Là, je ne vous cache pas qu’à ce stade, c’est Boudeuse et son triomphant 2 de moyenne en math qui était au bord du malaise.

-          On ne te demande pas si tu as envie, on te dit que c’est comme ça qu’il faut faire. Tu vois là par exemple, ça te prépare à l’apprentissage de la multiplication.

-          Ben les multiplications, la maîtresse a dit qu’on allait les apprendre par cœur.

-          Oui, c’est vrai mais c’est bien de comprendre et d’expliquer comment on arrive à ce résultat.

-          Ben z’aurais pas besoin puisque après z’aurais une calculatrice !

Donc vendredi soir, c’est Rahan qui s’est collé les devoirs de math. En rentrant, j’ai interrogé les deux hommes de la famille « alors ???? »

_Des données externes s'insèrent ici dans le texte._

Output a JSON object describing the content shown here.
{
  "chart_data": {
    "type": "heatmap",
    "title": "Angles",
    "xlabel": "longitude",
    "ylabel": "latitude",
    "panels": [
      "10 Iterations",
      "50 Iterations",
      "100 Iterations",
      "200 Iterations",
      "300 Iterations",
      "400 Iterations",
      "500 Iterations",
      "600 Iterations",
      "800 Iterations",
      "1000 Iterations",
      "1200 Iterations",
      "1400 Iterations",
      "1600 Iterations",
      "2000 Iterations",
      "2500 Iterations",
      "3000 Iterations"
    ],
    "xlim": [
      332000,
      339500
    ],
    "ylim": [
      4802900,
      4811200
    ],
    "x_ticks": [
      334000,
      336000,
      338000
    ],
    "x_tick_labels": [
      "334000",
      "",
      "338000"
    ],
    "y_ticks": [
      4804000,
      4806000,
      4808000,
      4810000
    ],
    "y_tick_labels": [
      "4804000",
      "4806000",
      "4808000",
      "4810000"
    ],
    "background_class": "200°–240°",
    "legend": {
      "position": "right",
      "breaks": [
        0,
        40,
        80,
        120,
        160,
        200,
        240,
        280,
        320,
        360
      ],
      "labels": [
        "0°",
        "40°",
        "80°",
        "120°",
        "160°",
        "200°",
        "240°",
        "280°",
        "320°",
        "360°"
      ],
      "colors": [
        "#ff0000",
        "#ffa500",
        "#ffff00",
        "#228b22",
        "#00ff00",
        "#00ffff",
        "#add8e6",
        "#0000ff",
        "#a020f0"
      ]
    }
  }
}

-          Ben alors 3 x 3 ça fait 9 maman ! et c’est la vérité parce que 3 + 3 + 3 = 9

-          C’est bien ! Et 3 x 4 ?

-          Ben ça fait 12 hein ! et c’est la vérité parce que 3 + 3 + 3 + 3 = 12

-          C’est biiiiiien !!!!

-          Oui et 4 x 8 ça fait ….. 32 !

-          Euh ? et 9 x 8 ? comme ça pour rigoler ? ça fait combien 9 x 8 ?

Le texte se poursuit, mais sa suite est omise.